The theater group at my mother's seniors' community typically does a lot of editing — removing expletives and cutting scenes so plays don't run too long. If they didn't, they could not do the plays at all. But what's worse, my mother recently changed a line in a play she is directing, Neil Simon's "California Suite," to improve it. Isn't she wrong to do these things? LANE GALLOWAY, SEATTLE
Really, 2007? Is this really how you're going to greet me? Fine. Fuck you then. I guess it could be worse. This could have been that question from last week about TENNIS COURT ETIQUETTE! That was the biggest Christmas gift of all, not having to dignify that one with a response.
Well aren't you lucky, Lane! Apparently Santa brought you a whole lot of too much time on your hands for Christmas. I am sure that throughout the years, your mother has given you nothing but permanent psychological scar tissue with her constant dissatisfaction with and nagging about all of your choices and failed promise, but when you publicly turn the Walleye of Sauron that is your insufferably dull needling criticism back on her, you're actually hurting me. My New Year's Resolution is to hate you, and I think it's going to stick.
Anyway, if you're really worried about the artistic integrity of the THEATER GROUP AT A SENIORS' COMMUNITY, I think the solution is simple. Find out what seniors' community Neil Simon is living in, have his death bed wheeled into what I'm imagining is a dun-colored cinder block room filled with folding chairs and the smell of existential despair, and see if he complains about the bastardization of his work in what's obviously a place of serious dramatic interpretation and chronic illness. If he does, have the doctor pull the plug on old mumsy and collect your inheritance. If he doesn't, have some red Jello and shut the fuck up.
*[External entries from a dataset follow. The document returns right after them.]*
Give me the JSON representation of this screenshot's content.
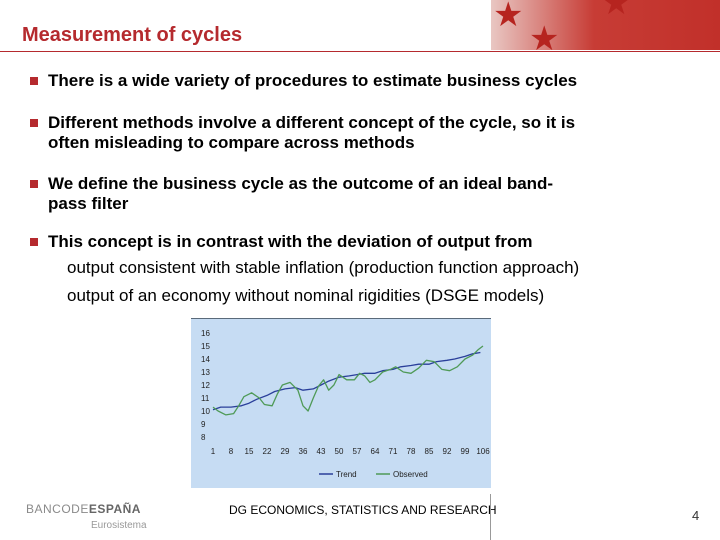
{
  "slide": {
    "title": "Measurement of cycles",
    "bullets": [
      {
        "lines": [
          "There is a wide variety of procedures to estimate business cycles"
        ]
      },
      {
        "lines": [
          "Different methods involve a different concept of the cycle, so it is",
          "often misleading to compare across methods"
        ]
      },
      {
        "lines": [
          "We define the business cycle as the outcome of an ideal band-",
          "pass filter"
        ]
      },
      {
        "lines": [
          "This concept is in contrast with the deviation of output from"
        ]
      }
    ],
    "sub_lines": [
      "output consistent with stable inflation (production function approach)",
      "output of an economy without nominal rigidities (DSGE models)"
    ],
    "accent_color": "#b52a2e"
  },
  "chart_data": {
    "type": "line",
    "y_ticks": [
      "16",
      "15",
      "14",
      "13",
      "12",
      "11",
      "10",
      "9",
      "8"
    ],
    "ylim": [
      8,
      16
    ],
    "x_ticks": [
      "1",
      "8",
      "15",
      "22",
      "29",
      "36",
      "43",
      "50",
      "57",
      "64",
      "71",
      "78",
      "85",
      "92",
      "99",
      "106"
    ],
    "xlim": [
      1,
      106
    ],
    "series": [
      {
        "name": "Trend",
        "color": "#2a3f9a",
        "x": [
          1,
          4,
          8,
          12,
          15,
          18,
          22,
          25,
          29,
          33,
          36,
          40,
          43,
          46,
          50,
          54,
          57,
          60,
          64,
          67,
          71,
          74,
          78,
          81,
          85,
          88,
          92,
          95,
          99,
          102,
          105
        ],
        "y": [
          10.1,
          10.3,
          10.3,
          10.4,
          10.6,
          10.9,
          11.2,
          11.5,
          11.7,
          11.8,
          11.6,
          11.7,
          12.0,
          12.3,
          12.6,
          12.7,
          12.8,
          12.9,
          12.9,
          13.1,
          13.2,
          13.4,
          13.5,
          13.6,
          13.6,
          13.8,
          13.9,
          14.0,
          14.2,
          14.4,
          14.5
        ]
      },
      {
        "name": "Observed",
        "color": "#4f9a57",
        "x": [
          1,
          3,
          6,
          9,
          11,
          13,
          16,
          19,
          21,
          24,
          26,
          28,
          31,
          34,
          36,
          38,
          40,
          42,
          44,
          46,
          48,
          50,
          53,
          56,
          58,
          60,
          62,
          64,
          67,
          70,
          72,
          75,
          78,
          81,
          84,
          87,
          90,
          93,
          96,
          99,
          102,
          104,
          106
        ],
        "y": [
          10.3,
          10.0,
          9.7,
          9.8,
          10.4,
          11.1,
          11.4,
          11.0,
          10.5,
          10.4,
          11.3,
          12.0,
          12.2,
          11.6,
          10.4,
          10.0,
          11.0,
          11.9,
          12.4,
          11.6,
          12.0,
          12.8,
          12.4,
          12.4,
          12.9,
          12.7,
          12.2,
          12.4,
          13.0,
          13.2,
          13.4,
          13.0,
          12.9,
          13.3,
          13.9,
          13.8,
          13.2,
          13.1,
          13.4,
          14.0,
          14.3,
          14.7,
          15.0
        ]
      }
    ],
    "legend_labels": [
      "Trend",
      "Observed"
    ],
    "legend": "bottom"
  },
  "footer": {
    "logo_light": "BANCODE",
    "logo_bold": "ESPAÑA",
    "logo_sub": "Eurosistema",
    "center_text": "DG ECONOMICS, STATISTICS AND RESEARCH",
    "page_number": "4"
  }
}
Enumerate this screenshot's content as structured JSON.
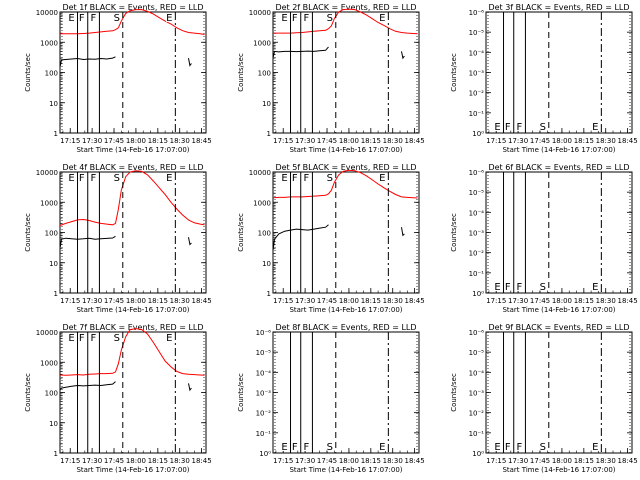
{
  "shared": {
    "xlabel": "Start Time (14-Feb-16 17:07:00)",
    "ylabel": "Counts/sec",
    "x_ticks": [
      "17:15",
      "17:30",
      "17:45",
      "18:00",
      "18:15",
      "18:30",
      "18:45"
    ],
    "x_range_min": [
      8,
      108
    ],
    "x_tick_min": [
      15,
      30,
      45,
      60,
      75,
      90,
      105
    ],
    "colors": {
      "events": "#000000",
      "lld": "#ff0000",
      "axes": "#000000"
    },
    "event_lines": [
      {
        "label": "E",
        "x_min": 20,
        "style": "solid"
      },
      {
        "label": "F",
        "x_min": 27,
        "style": "solid"
      },
      {
        "label": "F",
        "x_min": 35,
        "style": "solid"
      },
      {
        "label": "S",
        "x_min": 51,
        "style": "dashed"
      },
      {
        "label": "E",
        "x_min": 87,
        "style": "dashdot"
      }
    ],
    "edge_lines_min": [
      8,
      108
    ]
  },
  "chart_data": [
    {
      "id": "det1",
      "title": "Det 1f BLACK = Events, RED = LLD",
      "type": "line",
      "yscale": "log",
      "yticks": [
        "1",
        "10",
        "100",
        "1000",
        "10000"
      ],
      "ylim": [
        1,
        10000
      ],
      "has_data": true,
      "series": [
        {
          "name": "Events",
          "color": "#000000",
          "points": [
            [
              8,
              150
            ],
            [
              9,
              260
            ],
            [
              12,
              270
            ],
            [
              16,
              280
            ],
            [
              20,
              290
            ],
            [
              24,
              270
            ],
            [
              28,
              280
            ],
            [
              32,
              275
            ],
            [
              36,
              290
            ],
            [
              40,
              280
            ],
            [
              44,
              300
            ],
            [
              46,
              330
            ]
          ],
          "tail": [
            [
              96,
              300
            ],
            [
              97,
              170
            ],
            [
              98,
              200
            ]
          ]
        },
        {
          "name": "LLD",
          "color": "#ff0000",
          "points": [
            [
              8,
              1900
            ],
            [
              12,
              1900
            ],
            [
              16,
              1900
            ],
            [
              20,
              1900
            ],
            [
              24,
              1950
            ],
            [
              28,
              2000
            ],
            [
              32,
              2100
            ],
            [
              36,
              2200
            ],
            [
              40,
              2300
            ],
            [
              44,
              2400
            ],
            [
              46,
              2600
            ],
            [
              48,
              3000
            ],
            [
              50,
              5000
            ],
            [
              53,
              9000
            ],
            [
              56,
              11000
            ],
            [
              60,
              12000
            ],
            [
              64,
              12000
            ],
            [
              68,
              10500
            ],
            [
              72,
              8500
            ],
            [
              76,
              6500
            ],
            [
              80,
              5000
            ],
            [
              84,
              4000
            ],
            [
              88,
              3000
            ],
            [
              92,
              2400
            ],
            [
              96,
              2100
            ],
            [
              100,
              2000
            ],
            [
              104,
              1900
            ],
            [
              107,
              1800
            ]
          ]
        }
      ]
    },
    {
      "id": "det2",
      "title": "Det 2f BLACK = Events, RED = LLD",
      "type": "line",
      "yscale": "log",
      "yticks": [
        "1",
        "10",
        "100",
        "1000",
        "10000"
      ],
      "ylim": [
        1,
        10000
      ],
      "has_data": true,
      "series": [
        {
          "name": "Events",
          "color": "#000000",
          "points": [
            [
              8,
              300
            ],
            [
              9,
              500
            ],
            [
              12,
              480
            ],
            [
              16,
              500
            ],
            [
              20,
              500
            ],
            [
              24,
              490
            ],
            [
              28,
              500
            ],
            [
              32,
              510
            ],
            [
              36,
              500
            ],
            [
              40,
              520
            ],
            [
              44,
              540
            ],
            [
              46,
              700
            ]
          ],
          "tail": [
            [
              96,
              500
            ],
            [
              97,
              300
            ],
            [
              98,
              350
            ]
          ]
        },
        {
          "name": "LLD",
          "color": "#ff0000",
          "points": [
            [
              8,
              2000
            ],
            [
              12,
              2000
            ],
            [
              16,
              2000
            ],
            [
              20,
              2000
            ],
            [
              24,
              2050
            ],
            [
              28,
              2100
            ],
            [
              32,
              2200
            ],
            [
              36,
              2300
            ],
            [
              40,
              2400
            ],
            [
              44,
              2500
            ],
            [
              46,
              2800
            ],
            [
              48,
              3500
            ],
            [
              50,
              6000
            ],
            [
              53,
              10000
            ],
            [
              56,
              12000
            ],
            [
              60,
              12500
            ],
            [
              64,
              12000
            ],
            [
              68,
              10000
            ],
            [
              72,
              8000
            ],
            [
              76,
              6000
            ],
            [
              80,
              4500
            ],
            [
              84,
              3600
            ],
            [
              88,
              2800
            ],
            [
              92,
              2300
            ],
            [
              96,
              2100
            ],
            [
              100,
              2000
            ],
            [
              104,
              1950
            ],
            [
              107,
              1900
            ]
          ]
        }
      ]
    },
    {
      "id": "det3",
      "title": "Det 3f BLACK = Events, RED = LLD",
      "type": "line",
      "yscale": "log",
      "yticks": [
        "10⁰",
        "10⁻¹",
        "10⁻²",
        "10⁻³",
        "10⁻⁴",
        "10⁻⁵",
        "10⁻⁶"
      ],
      "ylim": [
        1,
        1e-06
      ],
      "has_data": false,
      "series": []
    },
    {
      "id": "det4",
      "title": "Det 4f BLACK = Events, RED = LLD",
      "type": "line",
      "yscale": "log",
      "yticks": [
        "1",
        "10",
        "100",
        "1000",
        "10000"
      ],
      "ylim": [
        1,
        10000
      ],
      "has_data": true,
      "series": [
        {
          "name": "Events",
          "color": "#000000",
          "points": [
            [
              8,
              30
            ],
            [
              9,
              60
            ],
            [
              12,
              65
            ],
            [
              16,
              62
            ],
            [
              20,
              60
            ],
            [
              24,
              62
            ],
            [
              28,
              65
            ],
            [
              32,
              60
            ],
            [
              36,
              62
            ],
            [
              40,
              64
            ],
            [
              44,
              66
            ],
            [
              46,
              75
            ]
          ],
          "tail": [
            [
              96,
              70
            ],
            [
              97,
              40
            ],
            [
              98,
              45
            ]
          ]
        },
        {
          "name": "LLD",
          "color": "#ff0000",
          "points": [
            [
              8,
              170
            ],
            [
              12,
              200
            ],
            [
              16,
              230
            ],
            [
              20,
              260
            ],
            [
              24,
              270
            ],
            [
              28,
              250
            ],
            [
              32,
              220
            ],
            [
              36,
              200
            ],
            [
              40,
              190
            ],
            [
              44,
              180
            ],
            [
              46,
              200
            ],
            [
              48,
              600
            ],
            [
              50,
              2500
            ],
            [
              53,
              7000
            ],
            [
              56,
              10000
            ],
            [
              60,
              11000
            ],
            [
              64,
              10500
            ],
            [
              68,
              8000
            ],
            [
              72,
              5000
            ],
            [
              76,
              3000
            ],
            [
              80,
              1800
            ],
            [
              84,
              1000
            ],
            [
              88,
              600
            ],
            [
              92,
              380
            ],
            [
              96,
              260
            ],
            [
              100,
              210
            ],
            [
              104,
              190
            ],
            [
              107,
              180
            ]
          ]
        }
      ]
    },
    {
      "id": "det5",
      "title": "Det 5f BLACK = Events, RED = LLD",
      "type": "line",
      "yscale": "log",
      "yticks": [
        "1",
        "10",
        "100",
        "1000",
        "10000"
      ],
      "ylim": [
        1,
        10000
      ],
      "has_data": true,
      "series": [
        {
          "name": "Events",
          "color": "#000000",
          "points": [
            [
              8,
              25
            ],
            [
              9,
              60
            ],
            [
              12,
              90
            ],
            [
              16,
              110
            ],
            [
              20,
              120
            ],
            [
              24,
              130
            ],
            [
              28,
              125
            ],
            [
              32,
              120
            ],
            [
              36,
              130
            ],
            [
              40,
              140
            ],
            [
              44,
              150
            ],
            [
              46,
              180
            ]
          ],
          "tail": [
            [
              96,
              150
            ],
            [
              97,
              80
            ],
            [
              98,
              90
            ]
          ]
        },
        {
          "name": "LLD",
          "color": "#ff0000",
          "points": [
            [
              8,
              1400
            ],
            [
              12,
              1450
            ],
            [
              16,
              1450
            ],
            [
              20,
              1500
            ],
            [
              24,
              1500
            ],
            [
              28,
              1500
            ],
            [
              32,
              1550
            ],
            [
              36,
              1600
            ],
            [
              40,
              1650
            ],
            [
              44,
              1700
            ],
            [
              46,
              1900
            ],
            [
              48,
              2500
            ],
            [
              50,
              4500
            ],
            [
              53,
              8000
            ],
            [
              56,
              10500
            ],
            [
              60,
              11500
            ],
            [
              64,
              11000
            ],
            [
              68,
              9500
            ],
            [
              72,
              7500
            ],
            [
              76,
              5500
            ],
            [
              80,
              4000
            ],
            [
              84,
              3000
            ],
            [
              88,
              2300
            ],
            [
              92,
              1800
            ],
            [
              96,
              1500
            ],
            [
              100,
              1450
            ],
            [
              104,
              1400
            ],
            [
              107,
              1380
            ]
          ]
        }
      ]
    },
    {
      "id": "det6",
      "title": "Det 6f BLACK = Events, RED = LLD",
      "type": "line",
      "yscale": "log",
      "yticks": [
        "10⁰",
        "10⁻¹",
        "10⁻²",
        "10⁻³",
        "10⁻⁴",
        "10⁻⁵",
        "10⁻⁶"
      ],
      "ylim": [
        1,
        1e-06
      ],
      "has_data": false,
      "series": []
    },
    {
      "id": "det7",
      "title": "Det 7f BLACK = Events, RED = LLD",
      "type": "line",
      "yscale": "log",
      "yticks": [
        "1",
        "10",
        "100",
        "1000",
        "10000"
      ],
      "ylim": [
        1,
        10000
      ],
      "has_data": true,
      "series": [
        {
          "name": "Events",
          "color": "#000000",
          "points": [
            [
              8,
              120
            ],
            [
              9,
              140
            ],
            [
              12,
              150
            ],
            [
              16,
              160
            ],
            [
              20,
              170
            ],
            [
              24,
              165
            ],
            [
              28,
              170
            ],
            [
              32,
              175
            ],
            [
              36,
              170
            ],
            [
              40,
              180
            ],
            [
              44,
              190
            ],
            [
              46,
              230
            ]
          ],
          "tail": [
            [
              96,
              200
            ],
            [
              97,
              120
            ],
            [
              98,
              140
            ]
          ]
        },
        {
          "name": "LLD",
          "color": "#ff0000",
          "points": [
            [
              8,
              380
            ],
            [
              12,
              370
            ],
            [
              16,
              380
            ],
            [
              20,
              390
            ],
            [
              24,
              380
            ],
            [
              28,
              400
            ],
            [
              32,
              410
            ],
            [
              36,
              420
            ],
            [
              40,
              420
            ],
            [
              44,
              430
            ],
            [
              46,
              480
            ],
            [
              48,
              900
            ],
            [
              50,
              2500
            ],
            [
              53,
              7000
            ],
            [
              56,
              12000
            ],
            [
              60,
              13000
            ],
            [
              64,
              12000
            ],
            [
              68,
              8500
            ],
            [
              72,
              4500
            ],
            [
              76,
              2200
            ],
            [
              80,
              1100
            ],
            [
              84,
              700
            ],
            [
              88,
              500
            ],
            [
              92,
              420
            ],
            [
              96,
              400
            ],
            [
              100,
              390
            ],
            [
              104,
              380
            ],
            [
              107,
              370
            ]
          ]
        }
      ]
    },
    {
      "id": "det8",
      "title": "Det 8f BLACK = Events, RED = LLD",
      "type": "line",
      "yscale": "log",
      "yticks": [
        "10⁰",
        "10⁻¹",
        "10⁻²",
        "10⁻³",
        "10⁻⁴",
        "10⁻⁵",
        "10⁻⁶"
      ],
      "ylim": [
        1,
        1e-06
      ],
      "has_data": false,
      "series": []
    },
    {
      "id": "det9",
      "title": "Det 9f BLACK = Events, RED = LLD",
      "type": "line",
      "yscale": "log",
      "yticks": [
        "10⁰",
        "10⁻¹",
        "10⁻²",
        "10⁻³",
        "10⁻⁴",
        "10⁻⁵",
        "10⁻⁶"
      ],
      "ylim": [
        1,
        1e-06
      ],
      "has_data": false,
      "series": []
    }
  ]
}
I was injured in the line of duty and had to retire on a disability pension from a police force in the Midwest. After years of rehabilitation, I want to resume my career. I cannot pass the physical to reclaim my original job, but I did qualify for a job in a police department in another state. Is it O.K. to receive a disability pension from one force while doing similar work for another? NAME WITHHELD
You, sir, are an American hero, and I salute you.
I think.
I mean, you don't actually specify how you were injured in the line of duty. It could be a Season One of The Wire thing where you went undercover for the re-up and got popped because you didn't tape the gun tight enough under the passenger seat in an old beat up Buick and as soon as someone sat down the tape came off and you couldn't get to the gun in time so you got got. Or it could be a Season One of The Wire thing where your fat lazy Irish friend took early retirement and you're so fucking fat lazy and Irish that you started drinking on the job, trying to work up the courage to pitch yourself down a flight of stairs for that sweet disability check and a chance to sit on your ass.
Do you see where I'm going with this? I'll give you a hint: it's a room in my apartment with a TV, because I just remembered how much I like The Wire and how little I actually care about whatever it is you were talking about in your boring letter.